A traditional Singaporean shophouse provides a ’fun but functional’ fashion retail space that takes its name from the game of hide and seek, and plays around with the concept of dark and light.

Key facts

PROJECT: Hide & Seek, Singapore
DESIGNER: Farmwork
CLIENT: Keith Png
SIZE: 200square meter
COST: GBP18,500
COMPLETION TIME: Three months

Project description

Masked by the plain white brick facade of a post-war shophouse in Singapore’s Chinatown, Hide & Seek is a fashion boutique ‘with a split personality’, says the designer, Farmwork. Even before he bought it, fashion designer Keith Png had already chosen the name for his store and planned to use one floor to display his own tailored designs, and the other to showcase local designers. The name is both a play on play and on the contrast between the blacked-out ground floor and the lit space above.

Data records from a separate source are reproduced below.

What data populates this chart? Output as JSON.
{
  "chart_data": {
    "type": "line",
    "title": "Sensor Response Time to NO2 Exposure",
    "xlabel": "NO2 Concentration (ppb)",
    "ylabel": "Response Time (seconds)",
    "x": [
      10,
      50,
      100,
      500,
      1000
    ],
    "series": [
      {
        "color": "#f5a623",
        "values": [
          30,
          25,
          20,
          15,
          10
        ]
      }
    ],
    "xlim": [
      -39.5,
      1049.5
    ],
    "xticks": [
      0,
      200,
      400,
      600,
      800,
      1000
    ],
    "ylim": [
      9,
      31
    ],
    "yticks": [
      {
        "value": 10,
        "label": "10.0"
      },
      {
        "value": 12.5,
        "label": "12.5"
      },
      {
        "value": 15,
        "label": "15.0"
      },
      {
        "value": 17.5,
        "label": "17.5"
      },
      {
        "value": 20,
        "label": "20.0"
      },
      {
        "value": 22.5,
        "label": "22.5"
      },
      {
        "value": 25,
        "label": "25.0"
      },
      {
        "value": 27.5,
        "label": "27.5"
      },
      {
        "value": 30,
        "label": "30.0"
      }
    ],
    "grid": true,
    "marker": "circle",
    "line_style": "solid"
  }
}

The traditional South East Asian shophouse is terraced and shares a common frontage and arcade with its neighbors. The arcade runs parallel to the road. Behind the arcade, the ‘shop’ is an open-fronted space on the ground floor. And there is one, or more, floors of accommodation over both the shop and arcade. When the doors or shutters on the ground floor are closed, the interior is dark but the rooms above have windows.

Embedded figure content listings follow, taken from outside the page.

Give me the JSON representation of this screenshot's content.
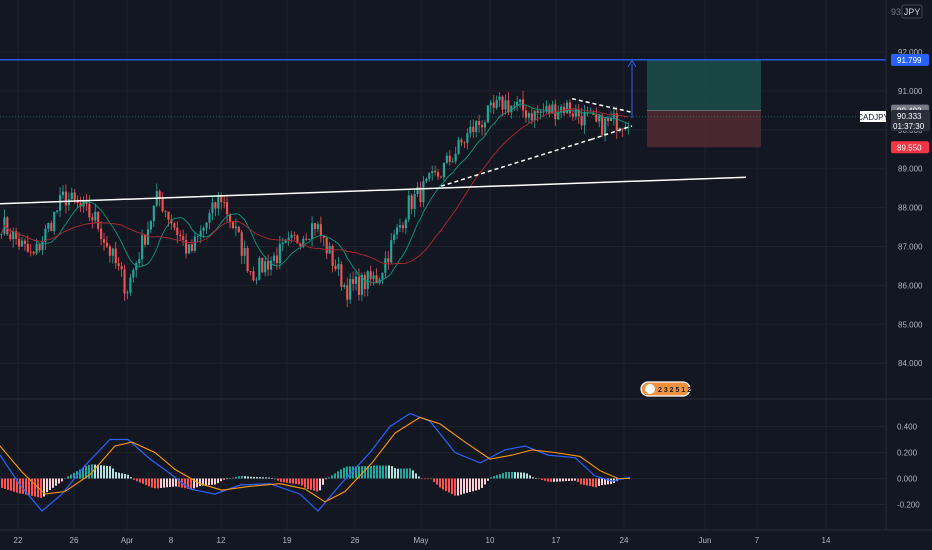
{
  "currency_label": "JPY",
  "price_axis_top_fragment": "93",
  "symbol_tag": {
    "symbol": "CADJPY",
    "price": "90.333",
    "countdown": "01:37:30"
  },
  "colors": {
    "background": "#131722",
    "grid": "#1e222d",
    "axis_text": "#b2b5be",
    "up_candle": "#26a69a",
    "down_candle": "#ef5350",
    "target_line": "#2962ff",
    "trendline": "#ffffff",
    "sma_fast": "#089981",
    "sma_slow": "#b22833",
    "macd_line": "#2962ff",
    "signal_line": "#ff9800",
    "profit_zone": "#1b4d4a",
    "loss_zone": "#4f2a30"
  },
  "chart_data": [
    {
      "type": "candlestick",
      "title": "",
      "symbol": "CADJPY",
      "y_axis": {
        "unit": "JPY",
        "range": [
          83.25,
          93.2
        ],
        "ticks": [
          "92.000",
          "91.000",
          "90.000",
          "89.000",
          "88.000",
          "87.000",
          "86.000",
          "85.000",
          "84.000"
        ]
      },
      "x_axis": {
        "ticks": [
          "22",
          "26",
          "Apr",
          "8",
          "12",
          "19",
          "26",
          "May",
          "10",
          "17",
          "24",
          "Jun",
          "7",
          "14"
        ]
      },
      "price_labels": [
        {
          "value": 91.799,
          "label": "91.799",
          "color": "#2962ff"
        },
        {
          "value": 90.492,
          "label": "90.492",
          "color": "#787b86"
        },
        {
          "value": 90.333,
          "label": "90.333",
          "color": "#787b86"
        },
        {
          "value": 89.55,
          "label": "89.550",
          "color": "#f23645"
        }
      ],
      "series_path": [
        [
          86.8,
          87.6
        ],
        [
          87.9,
          86.7
        ],
        [
          86.5,
          88.3
        ],
        [
          88.3,
          87.7
        ],
        [
          87.6,
          85.9
        ],
        [
          85.5,
          88.3
        ],
        [
          88.4,
          86.8
        ],
        [
          86.6,
          88.3
        ],
        [
          88.3,
          86.3
        ],
        [
          86.4,
          86.9
        ],
        [
          86.4,
          87.6
        ],
        [
          87.6,
          85.9
        ],
        [
          85.5,
          86.2
        ],
        [
          86.2,
          88.1
        ],
        [
          88.1,
          88.9
        ],
        [
          89.0,
          90.0
        ],
        [
          89.9,
          90.7
        ],
        [
          90.7,
          90.4
        ],
        [
          90.3,
          90.6
        ],
        [
          90.4,
          90.1
        ],
        [
          90.3,
          90.3
        ]
      ],
      "candle_count": 215,
      "moving_averages": [
        {
          "name": "",
          "color": "#089981"
        },
        {
          "name": "",
          "color": "#b22833"
        }
      ],
      "annotations": {
        "horizontal_line": 91.799,
        "trendline": {
          "from": [
            0,
            88.1
          ],
          "to": [
            746,
            88.78
          ]
        },
        "triangle": {
          "upper": [
            [
              572,
              90.8
            ],
            [
              632,
              90.45
            ]
          ],
          "lower": [
            [
              591,
              89.75
            ],
            [
              632,
              90.1
            ]
          ],
          "support": [
            [
              441,
              88.55
            ],
            [
              591,
              89.75
            ]
          ]
        },
        "position": {
          "entry": 90.492,
          "target": 91.799,
          "stop": 89.55
        }
      },
      "grid": true,
      "legend": "none"
    },
    {
      "type": "macd",
      "title": "",
      "y_axis": {
        "ticks": [
          "0.400",
          "0.200",
          "0.000",
          "-0.200"
        ],
        "range": [
          -0.42,
          0.62
        ]
      },
      "macd_path": [
        [
          0,
          0.18
        ],
        [
          20,
          -0.05
        ],
        [
          42,
          -0.25
        ],
        [
          62,
          -0.12
        ],
        [
          85,
          0.1
        ],
        [
          110,
          0.3
        ],
        [
          128,
          0.3
        ],
        [
          150,
          0.15
        ],
        [
          168,
          0.05
        ],
        [
          190,
          -0.08
        ],
        [
          215,
          -0.12
        ],
        [
          240,
          -0.05
        ],
        [
          270,
          -0.04
        ],
        [
          300,
          -0.12
        ],
        [
          318,
          -0.25
        ],
        [
          340,
          -0.05
        ],
        [
          370,
          0.2
        ],
        [
          390,
          0.4
        ],
        [
          410,
          0.5
        ],
        [
          430,
          0.44
        ],
        [
          455,
          0.2
        ],
        [
          480,
          0.12
        ],
        [
          505,
          0.22
        ],
        [
          525,
          0.25
        ],
        [
          548,
          0.18
        ],
        [
          575,
          0.16
        ],
        [
          595,
          0.02
        ],
        [
          612,
          -0.02
        ],
        [
          630,
          0.01
        ]
      ],
      "signal_path": [
        [
          0,
          0.25
        ],
        [
          22,
          0.05
        ],
        [
          45,
          -0.12
        ],
        [
          65,
          -0.1
        ],
        [
          90,
          0.03
        ],
        [
          115,
          0.25
        ],
        [
          132,
          0.28
        ],
        [
          155,
          0.2
        ],
        [
          175,
          0.07
        ],
        [
          200,
          -0.04
        ],
        [
          222,
          -0.09
        ],
        [
          250,
          -0.06
        ],
        [
          280,
          -0.04
        ],
        [
          305,
          -0.08
        ],
        [
          325,
          -0.18
        ],
        [
          345,
          -0.1
        ],
        [
          372,
          0.12
        ],
        [
          395,
          0.35
        ],
        [
          420,
          0.47
        ],
        [
          440,
          0.42
        ],
        [
          465,
          0.28
        ],
        [
          490,
          0.15
        ],
        [
          512,
          0.18
        ],
        [
          532,
          0.22
        ],
        [
          555,
          0.2
        ],
        [
          580,
          0.17
        ],
        [
          600,
          0.06
        ],
        [
          618,
          0.0
        ],
        [
          630,
          0.0
        ]
      ]
    }
  ],
  "watermark_badge": {
    "text": "2 3 2 5 1 2"
  }
}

At Hide & Seek, the lower floor, Hide, accommodates Png’s ready-to-wear Koops label. Every surface is dark: everything is painted black and given the ‘character of a shophouse typology – no windows appears along its length’, explains Farmwork associate Torrance Goh. The only light comes from a series of dimmable strip lights incorporated into aluminum clothes rails in small alcoves and a Bourgie table lamp by Ferruccio Laviani for Kartell. Near the centre of the space, dresses are hung from the lights, but it is so dim that the clothes seem to float.

Goh believes that the upper floor was once ‘the roof of the shophouse, but it must have been covered and made internal many years back, leaving a strip of windows all around.’

Seek, on the other hand, is full of light and color. Reached by a bright red staircase, dubbed the ampersand, Seek uses color to denote the collections of various designers. Each range hangs along a band of color that travels across the floor, up the walls and windows and on to the ceiling. The clothes are hung from veneered plywood ‘swings’ suspended from the ceiling with ropes.

His idea was to create a playground in the shop, with merry-go-round displays and monkey bars for hanging clothes. The scheme, intended to be ‘both functional and fun’, has proved popular with clients but Seek, in particular, has been used for fashion photo shoots.

Project suppliers

• Joinery and some furniture custom-made by local carpenters.
• Some lighting recycled from previous space.